Il s'agit de la Renaissance où l'idée de former l'homme apparaît
dans l'éducation et où la littérature gréco-latine
dont les humanistes nourrissent leurs réflexions sur la nature humaine,
s'impose comme la voie exclusive de la formation. Il s'agit aussi du siècle
des Lumières où former l'homme devient former la raison et où
la science commence d'apparaître comme le meilleur moyen de le former. La mutation professionnelle engagée avec la réforme de la formation des maîtres du 10 juillet 1989 sur fond de crise généralisée de société, pourrait bien correspondre à un autre de ces grands moments. Le temps pourrait être venu de la mise en cause de l'idéal de l'homme que le mouvement des Lumières avait consacré, l'homme défini par la raison conçue comme une réalité immuable, que les républicains allaient considérer au principe même de leur Etat... le temps de la troisième révolution pédagogique et d'un nouvel idéal éducatif sur lequel il reste à s'entendre : former l'homme réel. Cette révolution, dont l'issue est encore incertaine, se joue sur deux scènes où s'affrontent tradition républicaine et modernité : les IUFM, sans doute, qui sont censés former les maîtres aux compétences nouvelles, mais aussi les établissements d'enseignement où le changement s'impose, aujourd'hui, comme une condition à l'exercice même du métier.

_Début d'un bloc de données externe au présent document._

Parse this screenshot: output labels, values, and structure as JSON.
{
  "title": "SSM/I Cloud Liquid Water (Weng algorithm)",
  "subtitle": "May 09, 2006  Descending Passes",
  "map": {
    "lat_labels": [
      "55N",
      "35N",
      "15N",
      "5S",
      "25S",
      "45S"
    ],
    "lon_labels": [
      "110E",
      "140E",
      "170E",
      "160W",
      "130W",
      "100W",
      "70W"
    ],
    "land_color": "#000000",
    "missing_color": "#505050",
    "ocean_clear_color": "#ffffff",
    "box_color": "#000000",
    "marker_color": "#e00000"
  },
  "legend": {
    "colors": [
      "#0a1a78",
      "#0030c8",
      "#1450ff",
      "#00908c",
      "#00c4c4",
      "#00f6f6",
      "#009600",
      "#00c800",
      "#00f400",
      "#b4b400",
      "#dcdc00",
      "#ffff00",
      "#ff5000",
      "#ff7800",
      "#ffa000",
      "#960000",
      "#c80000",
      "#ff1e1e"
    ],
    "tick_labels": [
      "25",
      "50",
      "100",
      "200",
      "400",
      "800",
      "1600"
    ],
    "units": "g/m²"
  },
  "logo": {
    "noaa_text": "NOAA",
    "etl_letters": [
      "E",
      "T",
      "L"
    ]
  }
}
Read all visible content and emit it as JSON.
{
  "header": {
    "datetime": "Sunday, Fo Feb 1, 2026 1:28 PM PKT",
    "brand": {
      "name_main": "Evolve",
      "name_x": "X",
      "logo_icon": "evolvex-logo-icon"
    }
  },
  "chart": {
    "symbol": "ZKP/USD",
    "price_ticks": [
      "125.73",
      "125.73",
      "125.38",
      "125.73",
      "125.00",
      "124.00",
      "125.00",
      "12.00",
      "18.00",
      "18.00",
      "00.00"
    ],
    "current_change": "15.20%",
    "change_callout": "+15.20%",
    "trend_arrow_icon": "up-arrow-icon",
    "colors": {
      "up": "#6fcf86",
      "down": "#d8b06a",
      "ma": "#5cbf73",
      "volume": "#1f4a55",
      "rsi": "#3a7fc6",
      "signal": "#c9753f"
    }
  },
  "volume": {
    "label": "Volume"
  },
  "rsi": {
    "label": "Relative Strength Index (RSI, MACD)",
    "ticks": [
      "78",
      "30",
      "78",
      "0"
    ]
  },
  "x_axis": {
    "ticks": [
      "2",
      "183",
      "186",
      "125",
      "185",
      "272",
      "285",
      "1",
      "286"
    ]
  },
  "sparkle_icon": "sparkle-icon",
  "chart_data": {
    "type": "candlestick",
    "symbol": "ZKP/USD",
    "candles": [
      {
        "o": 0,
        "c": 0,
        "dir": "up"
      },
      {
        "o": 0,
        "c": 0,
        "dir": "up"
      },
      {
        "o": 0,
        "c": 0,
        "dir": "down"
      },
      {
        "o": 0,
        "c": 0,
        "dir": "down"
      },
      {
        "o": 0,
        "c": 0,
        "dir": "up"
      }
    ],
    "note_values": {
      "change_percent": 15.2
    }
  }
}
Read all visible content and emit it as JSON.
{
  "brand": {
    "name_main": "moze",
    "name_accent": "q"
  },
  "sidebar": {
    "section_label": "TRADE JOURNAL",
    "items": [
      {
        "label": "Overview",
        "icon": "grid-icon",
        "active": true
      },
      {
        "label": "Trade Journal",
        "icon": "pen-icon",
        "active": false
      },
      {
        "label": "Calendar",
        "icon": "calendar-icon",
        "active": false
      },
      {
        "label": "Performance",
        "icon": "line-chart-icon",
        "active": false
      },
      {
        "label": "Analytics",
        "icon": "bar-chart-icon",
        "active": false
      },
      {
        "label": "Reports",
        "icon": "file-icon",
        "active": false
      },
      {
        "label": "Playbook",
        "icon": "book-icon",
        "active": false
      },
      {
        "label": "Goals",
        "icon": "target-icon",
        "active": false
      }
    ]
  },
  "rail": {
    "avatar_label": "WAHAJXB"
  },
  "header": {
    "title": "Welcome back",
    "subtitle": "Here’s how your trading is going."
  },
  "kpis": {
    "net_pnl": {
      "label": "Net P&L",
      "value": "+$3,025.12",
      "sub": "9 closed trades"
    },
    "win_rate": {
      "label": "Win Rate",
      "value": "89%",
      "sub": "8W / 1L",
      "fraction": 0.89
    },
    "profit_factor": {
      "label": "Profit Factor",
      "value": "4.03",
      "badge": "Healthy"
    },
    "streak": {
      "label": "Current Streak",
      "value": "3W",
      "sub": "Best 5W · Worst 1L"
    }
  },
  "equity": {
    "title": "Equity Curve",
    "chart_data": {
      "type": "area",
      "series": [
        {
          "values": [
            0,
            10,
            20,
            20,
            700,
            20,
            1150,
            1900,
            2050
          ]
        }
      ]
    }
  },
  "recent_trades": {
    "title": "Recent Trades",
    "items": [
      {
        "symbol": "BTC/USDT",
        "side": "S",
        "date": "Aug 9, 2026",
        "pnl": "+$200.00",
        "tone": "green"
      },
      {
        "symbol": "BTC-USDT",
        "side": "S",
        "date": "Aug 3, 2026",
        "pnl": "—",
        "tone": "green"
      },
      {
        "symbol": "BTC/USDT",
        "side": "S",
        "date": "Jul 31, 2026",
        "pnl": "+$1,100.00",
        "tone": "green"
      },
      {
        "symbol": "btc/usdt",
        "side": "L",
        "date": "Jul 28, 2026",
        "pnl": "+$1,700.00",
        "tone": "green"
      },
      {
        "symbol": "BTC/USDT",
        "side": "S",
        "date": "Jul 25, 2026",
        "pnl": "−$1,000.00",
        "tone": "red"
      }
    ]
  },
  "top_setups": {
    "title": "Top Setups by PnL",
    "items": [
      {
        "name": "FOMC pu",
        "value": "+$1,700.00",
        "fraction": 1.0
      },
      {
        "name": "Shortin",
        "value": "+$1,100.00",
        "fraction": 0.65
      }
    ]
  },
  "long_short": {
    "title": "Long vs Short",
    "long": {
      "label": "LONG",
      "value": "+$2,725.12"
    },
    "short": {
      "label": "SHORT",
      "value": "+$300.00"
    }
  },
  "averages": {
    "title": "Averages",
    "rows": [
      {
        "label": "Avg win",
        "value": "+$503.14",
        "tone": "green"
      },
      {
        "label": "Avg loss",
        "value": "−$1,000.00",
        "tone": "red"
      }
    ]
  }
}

Educabilité cognitive, construction de savoir, centration sur l'apprenant,
différenciation pédagogique... la mutation professionnelle engagée
le 10 juillet 1989 sous prétexte de préparer les jeunes à
une insertion sociale et professionnelle qui exigerait désormais dans
tous les domaines, un niveau de formation élevé, n'est pas simple
affaire de méthode pédagogique. Elle met en cause les cadres de
pensée qui sont au fondement des pratiques traditionnelles et qui légitiment
non seulement l'importance exclusive accordée à la maîtrise
du savoir lors des concours de recrutement des enseignants, mais aussi certaine
représentation de la mission de l'école républicaine, former
le citoyen : Ici le savoir apparaît comme un discours sur une réalité
de toute façon appréhendée par l'action du chercheur, définie
par l'expérience qu'il s'en construit, avec les moyens dont il dispose,
y compris les outils intellectuels, concepts et logiques, que l'expérience
même contribue à transformer.
Bien loin que l'humanité soit invariable, elle se fait, se défait,
se refait sans cesse. Bien loin qu'elle soit Une, elle est infiniment diverse...2
Et si l'on tient à parler de la nature humaine, alors il faut en proposer
une définition qui rende compte de cette diversité, il convient
d'évoquer l'homme comme un être social.... C'est ce que fait la
réforme du 10 juillet 1989 et ce pourrait bien être un tournant
dans l'histoire de l'humanisme, une histoire qui commence en France, à
la Renaissance, en ces temps de crises généralisées qui
marquent l'aube des temps modernes, des temps de mutation dans tous les domaines,
économique, social, politique, culturel... Les premiers grands débats
sur l'éducation sont ouverts, porteurs d'un même idéal :
former l'homme, un idéal nouveau qui s'impose en rupture avec celui qui
avait animé le Moyen âge n'avait d'autre finalité que de
former les membres de la communauté chrétienne, où la théologie
était considérée comme la seule science véritable,
le savoir auquel tout enseignement devait être ordonné, le livre
de référence étant la bible, le livre d'une vérité
impossible à mettre en doute, semblait-il... En faisant de l'homme l'objet
ultime de leurs préoccupations, les humanistes à la Renaissance
franchissent une étape décisive dans le processus de désacralisation
du réel. Ils retrouvent la voie ouverte par les philosophes grecs, au
VIème siècle avant Jésus Christ, le mouvement de la conscience
se libérant de(s) dieu(x) en posant le monde comme une réalité
intelligible. Plus que jamais alors, l'héritage de l'antiquité
qui compose alors le seul fonds accessible de connaissances constitué,
tient lieu de référence. C'est là qu'ils vont chercher
de quoi nourrir leur réflexion sur la nature humaine conçue comme
étant universelle. L'âge de l'humanisme classique commence, porté
par différents courants qu'on évoque volontiers aujourd'hui avec
deux grands noms de la littérature : Rabelais et Erasme... Rabelais et
la curiosité universelle de ses géants, dont la soif insatiable
de connaissances intéressait les langues et les littératures anciennes,
certes mais aussi les sciences et toutes les formes d'art, y compris les arts
mécaniques... Erasme qui allait finalement dominer, consacrant la littérature
gréco-latine comme l'instrument par excellence de la formation de l'esprit
policé... Et les jésuites, après lui, de l'imposer de manière
quasi exclusive dans l'enseignement, jusqu'au XVIIIème siècle.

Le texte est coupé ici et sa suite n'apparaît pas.